DUNEDIN City Council rejects anti-fluoridation activist Olive McRae’s suggestions fluoridation equipment upgrade at Mt Grand water treatment station is being done secretively to avoid opposition.
This year, more than $50,000 will be spent replacing the treatment station’s aged fluoridation dosing equipment.
Ms McRae, who is the Dunedin representative for the New Zealand Fluoride Action Network, said she found out about the upgrade when on a recent tour of the Brinsdon Rd, Brockville, treatment station.

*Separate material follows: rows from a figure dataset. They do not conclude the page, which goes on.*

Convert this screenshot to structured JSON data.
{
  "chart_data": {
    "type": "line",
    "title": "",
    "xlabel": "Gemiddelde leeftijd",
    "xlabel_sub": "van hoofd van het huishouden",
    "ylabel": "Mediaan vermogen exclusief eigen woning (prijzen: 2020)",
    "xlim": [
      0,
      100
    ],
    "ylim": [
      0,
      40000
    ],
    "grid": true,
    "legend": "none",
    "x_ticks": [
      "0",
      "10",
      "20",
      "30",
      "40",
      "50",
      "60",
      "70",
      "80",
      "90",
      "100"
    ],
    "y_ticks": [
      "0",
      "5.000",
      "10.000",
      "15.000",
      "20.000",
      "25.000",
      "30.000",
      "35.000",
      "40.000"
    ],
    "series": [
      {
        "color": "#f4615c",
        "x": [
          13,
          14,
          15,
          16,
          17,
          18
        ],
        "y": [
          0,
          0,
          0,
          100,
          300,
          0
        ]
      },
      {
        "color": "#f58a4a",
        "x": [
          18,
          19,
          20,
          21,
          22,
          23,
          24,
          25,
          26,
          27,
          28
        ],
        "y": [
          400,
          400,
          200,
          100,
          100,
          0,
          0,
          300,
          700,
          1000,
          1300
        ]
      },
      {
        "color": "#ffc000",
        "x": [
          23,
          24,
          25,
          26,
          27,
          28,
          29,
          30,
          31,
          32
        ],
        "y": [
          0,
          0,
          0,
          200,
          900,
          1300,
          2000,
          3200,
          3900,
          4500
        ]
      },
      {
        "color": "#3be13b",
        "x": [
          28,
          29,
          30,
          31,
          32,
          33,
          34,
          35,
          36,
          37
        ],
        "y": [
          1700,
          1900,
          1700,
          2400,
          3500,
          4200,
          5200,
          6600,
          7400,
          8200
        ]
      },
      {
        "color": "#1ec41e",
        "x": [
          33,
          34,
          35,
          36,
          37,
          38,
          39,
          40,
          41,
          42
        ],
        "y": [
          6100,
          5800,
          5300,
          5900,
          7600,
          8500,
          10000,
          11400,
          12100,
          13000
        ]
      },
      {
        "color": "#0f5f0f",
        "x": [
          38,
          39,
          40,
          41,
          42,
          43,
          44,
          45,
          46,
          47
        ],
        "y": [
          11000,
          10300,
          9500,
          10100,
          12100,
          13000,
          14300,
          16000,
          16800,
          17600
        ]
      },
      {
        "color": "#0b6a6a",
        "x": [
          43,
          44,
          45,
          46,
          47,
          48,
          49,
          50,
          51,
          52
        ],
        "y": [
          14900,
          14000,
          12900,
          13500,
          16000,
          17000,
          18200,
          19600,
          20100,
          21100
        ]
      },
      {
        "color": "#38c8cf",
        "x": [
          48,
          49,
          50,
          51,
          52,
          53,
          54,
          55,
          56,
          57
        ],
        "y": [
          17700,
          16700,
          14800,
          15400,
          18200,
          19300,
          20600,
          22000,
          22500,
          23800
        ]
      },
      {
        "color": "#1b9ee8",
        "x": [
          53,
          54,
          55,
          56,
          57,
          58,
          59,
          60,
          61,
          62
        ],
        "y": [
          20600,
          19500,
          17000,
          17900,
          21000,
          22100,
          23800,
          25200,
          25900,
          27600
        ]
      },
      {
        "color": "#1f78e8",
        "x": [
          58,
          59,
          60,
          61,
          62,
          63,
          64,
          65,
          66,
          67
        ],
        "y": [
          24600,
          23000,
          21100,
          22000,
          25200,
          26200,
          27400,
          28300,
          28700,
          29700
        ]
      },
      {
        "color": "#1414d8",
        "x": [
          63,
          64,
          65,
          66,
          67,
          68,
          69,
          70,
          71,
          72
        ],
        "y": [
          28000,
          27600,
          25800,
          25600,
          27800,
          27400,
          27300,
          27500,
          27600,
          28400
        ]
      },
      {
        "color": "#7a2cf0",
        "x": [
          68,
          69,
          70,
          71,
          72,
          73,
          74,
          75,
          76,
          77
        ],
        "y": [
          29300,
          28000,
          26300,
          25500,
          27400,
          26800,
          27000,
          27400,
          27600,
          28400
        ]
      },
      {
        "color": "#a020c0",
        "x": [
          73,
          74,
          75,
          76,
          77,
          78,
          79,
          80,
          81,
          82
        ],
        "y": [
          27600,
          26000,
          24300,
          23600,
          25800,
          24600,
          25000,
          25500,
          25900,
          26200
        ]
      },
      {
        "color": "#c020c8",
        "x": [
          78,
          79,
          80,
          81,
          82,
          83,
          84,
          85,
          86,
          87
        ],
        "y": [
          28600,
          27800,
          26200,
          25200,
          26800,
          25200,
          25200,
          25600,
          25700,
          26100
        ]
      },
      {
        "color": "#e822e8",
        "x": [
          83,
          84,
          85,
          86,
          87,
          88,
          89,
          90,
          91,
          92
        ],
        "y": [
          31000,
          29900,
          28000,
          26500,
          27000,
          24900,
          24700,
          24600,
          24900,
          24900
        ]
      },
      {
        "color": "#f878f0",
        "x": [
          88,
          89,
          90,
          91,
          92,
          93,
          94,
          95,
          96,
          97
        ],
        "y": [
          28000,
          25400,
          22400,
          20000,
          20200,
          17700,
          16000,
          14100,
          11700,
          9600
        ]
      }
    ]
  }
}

She said the expenditure was not itemised in the council’s annual plan and questioned why the work had not been publicly discussed.
“I don’t think they would have wanted it to come out in public, because fluoridation is so controversial,” Mc McRae said.
The money being spent on the fluoridation equipment should be spent instead on education about healthy diets and oral health care, she said.
“Fluoridation is just a bandage solution, and not a good one.
“If people were taught how to look after their teeth there would be no need for toxic waste in our water.”
Ms McRae’s suspicions were unfounded, council water production manager Gerard McCombie said.
“There is no suggestion of that,” Mr McCombie said.
“The current council policy is to fluoridate water. Our job is to implement that policy which includes keeping the equipment in going order.
The 30-year-old fluoridation equipment at Mt Grand was coming to the end of its life, he said.
Discussions were being held with suppliers to determine the cost and installation time-frame.
The replacement equipment, which had been estimated at up to $20,000, was likely to cost about $55,000.